- Born: 30 June 1881 Lille, France
- Died: 21 April 1954 (aged 72) Rennes, France
- Occupations: Journalist, Essayist
- Notable work: "Quarante ans de journalisme 1906-1946"
- Awards: Knight of the Légion d'honneur (1920), Croix de guerre 1914-1918

= Eugène Delahaye =

Eugène Delahaye (30 June 1881 – 21 April 1954) was a French journalist and essayist, best known for his role as the director of the Breton newspaper Le Nouvelliste de Bretagne and his anti-Masonic publications. He was also active in Breton and French conservative Catholic circles during the early to mid-20th century.

== Early life and education ==
Delahaye was born in Lille, the son of a pharmacist. He was educated at a Jesuit college in Lille before studying law at the Catholic University of Lille for five years. During his student years, he participated in Catholic youth movements, including serving as the secretary of the magazine A la voile. Revue de la jeunesse catholique de la région du Nord and the Catholic student group Conférence Jeanne d'Arc.

== Career ==

=== Early career ===
In December 1905, Delahaye moved to Rennes to work as a journalist for Le Nouvelliste de Bretagne. He quickly rose through the ranks, becoming chief editor and later director in 1913. Under his leadership, the newspaper became a significant voice for conservative Catholicism in Brittany.

=== Role during World War I ===
Delahaye served as a sub-lieutenant in the 41st Infantry Regiment during World War I, participating in major battles such as Verdun. He founded and edited Grenadia, a regimental newspaper, to boost morale among the troops. For his wartime service, he was awarded the Croix de guerre 1914–1918 and was made a Knight of the Légion d'honneur in 1920.

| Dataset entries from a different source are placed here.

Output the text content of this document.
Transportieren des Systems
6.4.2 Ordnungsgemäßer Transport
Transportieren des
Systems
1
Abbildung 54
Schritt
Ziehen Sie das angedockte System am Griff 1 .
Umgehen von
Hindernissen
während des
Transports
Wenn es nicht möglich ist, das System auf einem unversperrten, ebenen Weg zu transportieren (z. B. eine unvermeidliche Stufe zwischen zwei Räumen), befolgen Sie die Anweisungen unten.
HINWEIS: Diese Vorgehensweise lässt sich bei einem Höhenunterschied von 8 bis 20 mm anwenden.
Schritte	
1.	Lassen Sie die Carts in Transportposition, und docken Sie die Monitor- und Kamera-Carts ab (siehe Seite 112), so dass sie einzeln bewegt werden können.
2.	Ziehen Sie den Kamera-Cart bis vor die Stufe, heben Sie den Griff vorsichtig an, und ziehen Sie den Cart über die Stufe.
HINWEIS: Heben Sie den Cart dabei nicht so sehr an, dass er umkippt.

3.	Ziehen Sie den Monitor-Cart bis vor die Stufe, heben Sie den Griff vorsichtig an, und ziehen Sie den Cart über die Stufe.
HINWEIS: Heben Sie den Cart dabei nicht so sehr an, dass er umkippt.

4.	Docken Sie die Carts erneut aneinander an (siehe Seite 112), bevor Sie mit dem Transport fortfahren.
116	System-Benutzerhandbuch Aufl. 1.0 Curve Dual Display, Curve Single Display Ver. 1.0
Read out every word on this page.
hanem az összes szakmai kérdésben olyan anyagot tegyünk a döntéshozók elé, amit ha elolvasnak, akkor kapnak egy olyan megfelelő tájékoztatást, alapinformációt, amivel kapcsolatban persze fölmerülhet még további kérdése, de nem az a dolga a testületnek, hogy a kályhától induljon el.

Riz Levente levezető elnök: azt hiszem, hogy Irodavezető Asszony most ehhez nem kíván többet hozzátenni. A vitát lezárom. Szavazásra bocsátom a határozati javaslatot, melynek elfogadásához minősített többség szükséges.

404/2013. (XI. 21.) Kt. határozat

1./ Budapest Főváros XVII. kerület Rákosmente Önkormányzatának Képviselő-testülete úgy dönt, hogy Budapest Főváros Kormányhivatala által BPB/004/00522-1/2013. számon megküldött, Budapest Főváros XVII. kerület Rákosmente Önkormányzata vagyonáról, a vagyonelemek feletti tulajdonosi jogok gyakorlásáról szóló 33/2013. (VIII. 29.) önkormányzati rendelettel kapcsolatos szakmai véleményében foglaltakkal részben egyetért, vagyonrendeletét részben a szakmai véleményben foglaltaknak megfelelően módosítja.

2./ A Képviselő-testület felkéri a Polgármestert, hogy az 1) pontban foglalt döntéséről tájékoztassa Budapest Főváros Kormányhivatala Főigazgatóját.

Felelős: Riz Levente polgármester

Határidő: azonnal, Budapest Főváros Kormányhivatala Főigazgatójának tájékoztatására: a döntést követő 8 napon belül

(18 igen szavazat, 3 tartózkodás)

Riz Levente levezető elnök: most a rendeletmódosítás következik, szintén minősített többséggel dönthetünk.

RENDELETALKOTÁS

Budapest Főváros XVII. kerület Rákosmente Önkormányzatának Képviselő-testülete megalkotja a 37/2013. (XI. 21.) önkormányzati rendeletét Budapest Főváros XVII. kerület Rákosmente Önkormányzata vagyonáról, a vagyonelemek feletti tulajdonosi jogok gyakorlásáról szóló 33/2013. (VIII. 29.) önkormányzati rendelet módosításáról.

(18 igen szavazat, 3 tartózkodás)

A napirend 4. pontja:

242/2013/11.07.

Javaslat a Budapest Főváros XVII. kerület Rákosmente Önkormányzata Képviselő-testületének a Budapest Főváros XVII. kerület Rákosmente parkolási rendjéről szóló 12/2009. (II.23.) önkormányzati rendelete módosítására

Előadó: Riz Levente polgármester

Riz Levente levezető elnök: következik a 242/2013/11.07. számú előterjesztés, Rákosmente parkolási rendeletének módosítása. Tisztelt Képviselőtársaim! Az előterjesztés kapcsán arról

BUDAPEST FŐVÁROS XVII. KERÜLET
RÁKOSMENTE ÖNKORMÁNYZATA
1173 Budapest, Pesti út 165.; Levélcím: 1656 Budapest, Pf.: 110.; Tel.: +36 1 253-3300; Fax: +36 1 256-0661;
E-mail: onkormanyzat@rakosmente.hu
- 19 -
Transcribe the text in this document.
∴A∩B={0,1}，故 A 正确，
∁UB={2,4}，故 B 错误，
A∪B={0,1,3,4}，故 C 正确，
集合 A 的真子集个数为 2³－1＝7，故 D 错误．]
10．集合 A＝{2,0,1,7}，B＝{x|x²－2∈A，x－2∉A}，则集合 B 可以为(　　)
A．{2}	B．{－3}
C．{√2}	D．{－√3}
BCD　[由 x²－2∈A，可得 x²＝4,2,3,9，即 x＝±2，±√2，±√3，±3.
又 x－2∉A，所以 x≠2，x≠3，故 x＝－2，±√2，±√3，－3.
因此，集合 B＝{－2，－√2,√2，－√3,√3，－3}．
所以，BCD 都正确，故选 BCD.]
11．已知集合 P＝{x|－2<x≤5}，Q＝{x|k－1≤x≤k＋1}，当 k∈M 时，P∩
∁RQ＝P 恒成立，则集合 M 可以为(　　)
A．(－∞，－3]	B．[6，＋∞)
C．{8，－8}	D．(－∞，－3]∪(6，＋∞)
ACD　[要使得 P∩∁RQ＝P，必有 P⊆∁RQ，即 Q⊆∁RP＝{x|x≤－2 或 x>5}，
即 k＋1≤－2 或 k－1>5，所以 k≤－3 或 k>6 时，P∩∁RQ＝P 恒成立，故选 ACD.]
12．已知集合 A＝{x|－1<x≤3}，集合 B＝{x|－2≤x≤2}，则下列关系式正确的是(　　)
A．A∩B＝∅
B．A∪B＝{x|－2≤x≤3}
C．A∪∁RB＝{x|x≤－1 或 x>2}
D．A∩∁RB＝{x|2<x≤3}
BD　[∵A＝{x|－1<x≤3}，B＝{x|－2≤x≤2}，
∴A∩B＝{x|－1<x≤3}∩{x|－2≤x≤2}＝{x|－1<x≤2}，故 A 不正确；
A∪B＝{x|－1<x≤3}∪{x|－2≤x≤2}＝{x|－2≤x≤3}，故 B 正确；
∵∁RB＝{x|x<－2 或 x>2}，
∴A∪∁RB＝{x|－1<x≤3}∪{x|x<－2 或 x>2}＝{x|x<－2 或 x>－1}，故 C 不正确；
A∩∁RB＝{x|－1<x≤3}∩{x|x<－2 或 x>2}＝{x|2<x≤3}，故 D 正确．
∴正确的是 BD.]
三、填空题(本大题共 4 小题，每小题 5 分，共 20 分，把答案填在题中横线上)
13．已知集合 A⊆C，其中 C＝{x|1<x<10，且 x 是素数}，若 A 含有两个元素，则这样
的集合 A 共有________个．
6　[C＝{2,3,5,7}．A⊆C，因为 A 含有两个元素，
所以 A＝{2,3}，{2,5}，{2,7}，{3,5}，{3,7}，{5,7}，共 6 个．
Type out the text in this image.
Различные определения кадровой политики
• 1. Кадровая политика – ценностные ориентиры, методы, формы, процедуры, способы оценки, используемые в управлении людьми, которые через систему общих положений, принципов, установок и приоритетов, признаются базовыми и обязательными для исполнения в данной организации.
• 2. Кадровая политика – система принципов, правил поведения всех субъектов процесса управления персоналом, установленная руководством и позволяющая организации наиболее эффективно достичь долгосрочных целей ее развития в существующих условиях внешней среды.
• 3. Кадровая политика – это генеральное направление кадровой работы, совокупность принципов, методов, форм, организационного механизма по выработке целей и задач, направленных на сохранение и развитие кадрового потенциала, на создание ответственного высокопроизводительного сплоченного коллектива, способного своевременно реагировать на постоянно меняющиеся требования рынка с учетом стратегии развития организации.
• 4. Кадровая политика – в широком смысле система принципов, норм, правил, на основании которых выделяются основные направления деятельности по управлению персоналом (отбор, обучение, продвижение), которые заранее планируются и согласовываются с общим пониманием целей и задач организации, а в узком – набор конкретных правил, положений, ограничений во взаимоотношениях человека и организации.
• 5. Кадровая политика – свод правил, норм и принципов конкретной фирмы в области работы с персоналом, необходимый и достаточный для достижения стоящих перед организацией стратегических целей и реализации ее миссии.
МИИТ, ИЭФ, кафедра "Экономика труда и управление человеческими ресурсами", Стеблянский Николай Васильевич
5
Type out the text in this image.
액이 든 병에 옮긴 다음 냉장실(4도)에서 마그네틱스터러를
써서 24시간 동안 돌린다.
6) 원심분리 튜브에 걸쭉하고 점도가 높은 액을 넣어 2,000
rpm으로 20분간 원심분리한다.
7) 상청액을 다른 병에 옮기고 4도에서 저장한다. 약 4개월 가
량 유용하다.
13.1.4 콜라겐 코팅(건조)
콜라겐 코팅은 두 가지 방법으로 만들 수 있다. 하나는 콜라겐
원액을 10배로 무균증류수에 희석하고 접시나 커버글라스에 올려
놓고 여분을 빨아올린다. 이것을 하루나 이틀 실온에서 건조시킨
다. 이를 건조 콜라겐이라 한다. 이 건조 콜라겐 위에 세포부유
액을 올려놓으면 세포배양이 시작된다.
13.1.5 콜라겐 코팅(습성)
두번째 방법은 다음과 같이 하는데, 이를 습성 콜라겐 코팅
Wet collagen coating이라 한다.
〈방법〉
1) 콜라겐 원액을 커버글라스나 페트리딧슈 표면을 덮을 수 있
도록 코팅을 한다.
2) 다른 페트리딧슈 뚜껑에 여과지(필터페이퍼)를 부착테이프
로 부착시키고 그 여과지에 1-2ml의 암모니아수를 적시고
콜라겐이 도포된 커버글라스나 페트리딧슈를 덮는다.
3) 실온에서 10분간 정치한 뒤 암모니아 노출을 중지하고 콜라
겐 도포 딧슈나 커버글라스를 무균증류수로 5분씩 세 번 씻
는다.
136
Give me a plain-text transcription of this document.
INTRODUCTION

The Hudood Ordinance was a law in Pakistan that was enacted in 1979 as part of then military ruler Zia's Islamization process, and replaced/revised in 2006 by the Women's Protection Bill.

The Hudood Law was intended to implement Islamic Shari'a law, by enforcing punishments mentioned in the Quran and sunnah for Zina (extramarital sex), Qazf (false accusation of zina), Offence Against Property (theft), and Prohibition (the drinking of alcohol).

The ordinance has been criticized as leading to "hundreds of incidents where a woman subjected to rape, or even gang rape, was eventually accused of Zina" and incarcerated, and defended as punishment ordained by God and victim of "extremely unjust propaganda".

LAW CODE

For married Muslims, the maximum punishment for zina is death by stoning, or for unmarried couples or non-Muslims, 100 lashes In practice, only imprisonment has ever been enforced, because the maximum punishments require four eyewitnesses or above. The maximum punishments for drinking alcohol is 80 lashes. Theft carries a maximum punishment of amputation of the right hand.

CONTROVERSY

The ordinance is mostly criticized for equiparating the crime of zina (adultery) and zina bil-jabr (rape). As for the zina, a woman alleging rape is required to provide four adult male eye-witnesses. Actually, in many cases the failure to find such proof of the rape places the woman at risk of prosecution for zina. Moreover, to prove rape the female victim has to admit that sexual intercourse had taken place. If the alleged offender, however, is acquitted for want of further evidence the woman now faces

=== Post-war activities ===
After the war, Delahaye returned to his role at Le Nouvelliste, where he campaigned for Catholic unity and conservative values. He criticized the Parti Démocrate Populaire and advocated for alliances between Catholic monarchists and republicans. He also opposed freemasonry, publishing several widely distributed anti-Masonic pamphlets. In response to the anti-clerical policies of the Cartel des Gauches in 1924–1925, Delahaye became a prominent advocate for Catholic reaction, leading to the formation of associations affiliated with the Fédération nationale catholique and becoming closer to the leading right wing organisation Action Française. This often led to clashes with the rival Catholic Breton publication L'Ouest-Éclair.

=== Departure from Le Nouvelliste ===
After the Papal condemnation of Action Française in 1926 Delahaye tried to keep the paper close to Action Française and the Archbishop of Rennes, Alexis-Armand Charost, although previously a supporter of Action Française encouraged the newspaper to distance itself from partisan politics and align with Vatican directives. In 1928, Delahaye resigned as director of Le Nouvelliste. He subsequently founded La Province, a weekly newspaper that continued his advocacy for conservative Catholic causes.

=== Later years ===
During World War II, Delahaye was briefly detained by German authorities but refrained from active collaboration. After the war, he resumed publishing La Province, but it was eventually shut down due to allegations of wartime collaboration. Delahaye spent his later years writing his memoirs and advocating for conservative causes.

== Publications ==
- Franc-maçonnerie (1928)
- Un Reportage dans les Loges Maçonniques (1929)
- Quarante ans de journalisme 1906–1946 (1946)

== Legacy ==
Delahaye remains a controversial figure for his outspoken views on freemasonry, politics, and his role in conservative Catholic circles. His memoirs provide insight into early 20th-century Catholic journalism and political activism in France.